Mainero Joins McKay




New President Touts Plan for Rapid Growth
BOSTON–McKay Fried Communications is determined to become a big-time player in the New England ad scene. Just ask Frank Mainero, who last week was named president and chief executive officer of the agency’s advertising division and receives a minority stake in the shop.
In tandem with founder and chairman John McKay, Mainero is looking to help boost billings past the $100 million mark in the next three to five years. The Boston-based agency currently bills about $25 million, a 150 percent increase over a year ago.
Their goal may appear lofty, but Mainero and McKay believe a four-fold increase is not out of the question, particularly in light of Mainero’s penchant for agency building in the recent past.
“I think he can do it,” offered Shari Williams, president of Arnold Direct in Boston who has worked with Mainero. “[He is] very focused, a smart, dedicated guy. [He] believes in the power of an agency.”
The 50-something Mainero began his career in the 1970s with J. Walter Thompson in New York, eventually rising to the position of executive vice president. He helped build the shop’s Brouillard Communications division into “a $60 million agency within an agency” in just three years, he said.
Mainero later led JWT offices in both San Francisco and Washington, D.C., and in the 1980s oversaw all operations on the West Coast. During his tenure with JWT, he worked on brand development for various clients, including Schaefer beer, Hilton Hotels, Sprint, Hewlett-Packard, Jacuzzi and Activision. He eventually joined Activision, a maker of videogames in Mountain View, Calif., as senior vice president of marketing.
Mainero most recently served as vice president of North American marketing for Nashua Photo in Nashua, N.H., where he worked to revive the mail-order film developer with Arnold Direct. Mainero left the company in March, when it was bought out by Clark Photo. Arnold and Nashua parted ways when the latter was sold.

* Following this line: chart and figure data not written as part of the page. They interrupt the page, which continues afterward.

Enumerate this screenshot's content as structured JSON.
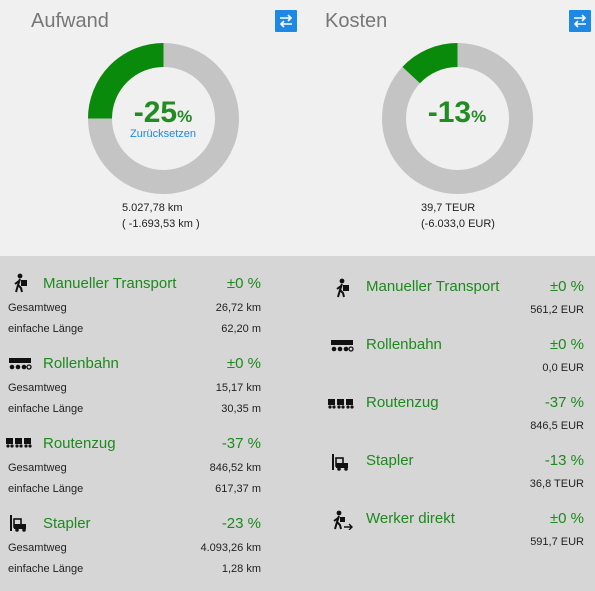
{
  "aufwand": {
    "title": "Aufwand",
    "percent": "-25",
    "percent_unit": "%",
    "reset_label": "Zurücksetzen",
    "total": "5.027,78 km",
    "delta": "( -1.693,53 km )",
    "fill_fraction": 0.25
  },
  "kosten": {
    "title": "Kosten",
    "percent": "-13",
    "percent_unit": "%",
    "total": "39,7 TEUR",
    "delta": "(-6.033,0 EUR)",
    "fill_fraction": 0.13
  },
  "colors": {
    "green": "#0a8a0a",
    "grey": "#c4c4c4",
    "accent": "#1e88e5",
    "text_green": "#1c8a1c"
  },
  "left_list": [
    {
      "icon": "manual-transport-icon",
      "name": "Manueller Transport",
      "pct": "±0 %",
      "rows": [
        {
          "label": "Gesamtweg",
          "value": "26,72 km"
        },
        {
          "label": "einfache Länge",
          "value": "62,20 m"
        }
      ]
    },
    {
      "icon": "roller-conveyor-icon",
      "name": "Rollenbahn",
      "pct": "±0 %",
      "rows": [
        {
          "label": "Gesamtweg",
          "value": "15,17 km"
        },
        {
          "label": "einfache Länge",
          "value": "30,35 m"
        }
      ]
    },
    {
      "icon": "route-train-icon",
      "name": "Routenzug",
      "pct": "-37 %",
      "rows": [
        {
          "label": "Gesamtweg",
          "value": "846,52 km"
        },
        {
          "label": "einfache Länge",
          "value": "617,37 m"
        }
      ]
    },
    {
      "icon": "forklift-icon",
      "name": "Stapler",
      "pct": "-23 %",
      "rows": [
        {
          "label": "Gesamtweg",
          "value": "4.093,26 km"
        },
        {
          "label": "einfache Länge",
          "value": "1,28 km"
        }
      ]
    }
  ],
  "right_list": [
    {
      "icon": "manual-transport-icon",
      "name": "Manueller Transport",
      "pct": "±0 %",
      "value": "561,2 EUR"
    },
    {
      "icon": "roller-conveyor-icon",
      "name": "Rollenbahn",
      "pct": "±0 %",
      "value": "0,0 EUR"
    },
    {
      "icon": "route-train-icon",
      "name": "Routenzug",
      "pct": "-37 %",
      "value": "846,5 EUR"
    },
    {
      "icon": "forklift-icon",
      "name": "Stapler",
      "pct": "-13 %",
      "value": "36,8 TEUR"
    },
    {
      "icon": "worker-direct-icon",
      "name": "Werker direkt",
      "pct": "±0 %",
      "value": "591,7 EUR"
    }
  ]
}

Around the same time, Mainero was brought to McKay’s attention by an executive recruiting firm. McKay had been looking for a president for McKay Fried’s advertising unit for about a year. Mainero’s legacy of agency building and experience with national brands put him “way out in front” of about a half-dozen other candidates, McKay said.
The advertising division employs about 20 of the shop’s 30 staffers. The public relations unit is run by Joe Burnieika; McKay leads the brand consulting practice.
McKay Fried is looking to position itself as a “brand-building agency” that relies on research to help clients get results, McKay said.
The agency will pitch any account worth $10 million or less that McKay believes will be a good fit with the shop, which works for a mix of healthcare, biotechnology, financial and packaged-goods clients. Also, he is looking to become active in acquisitions, with a deal to buy a small interactive agency to be announced within the next few weeks, he said.
McKay Fried has been one of the region’s fastest-growing small agencies in recent years. Wins in 1998 include Apropos, an upscale restaurant at the Sheraton Boston Hotel & Towers, and an assignment to develop a brand identity for The Common Market Trading Co., a marketer of imported and domestic food items.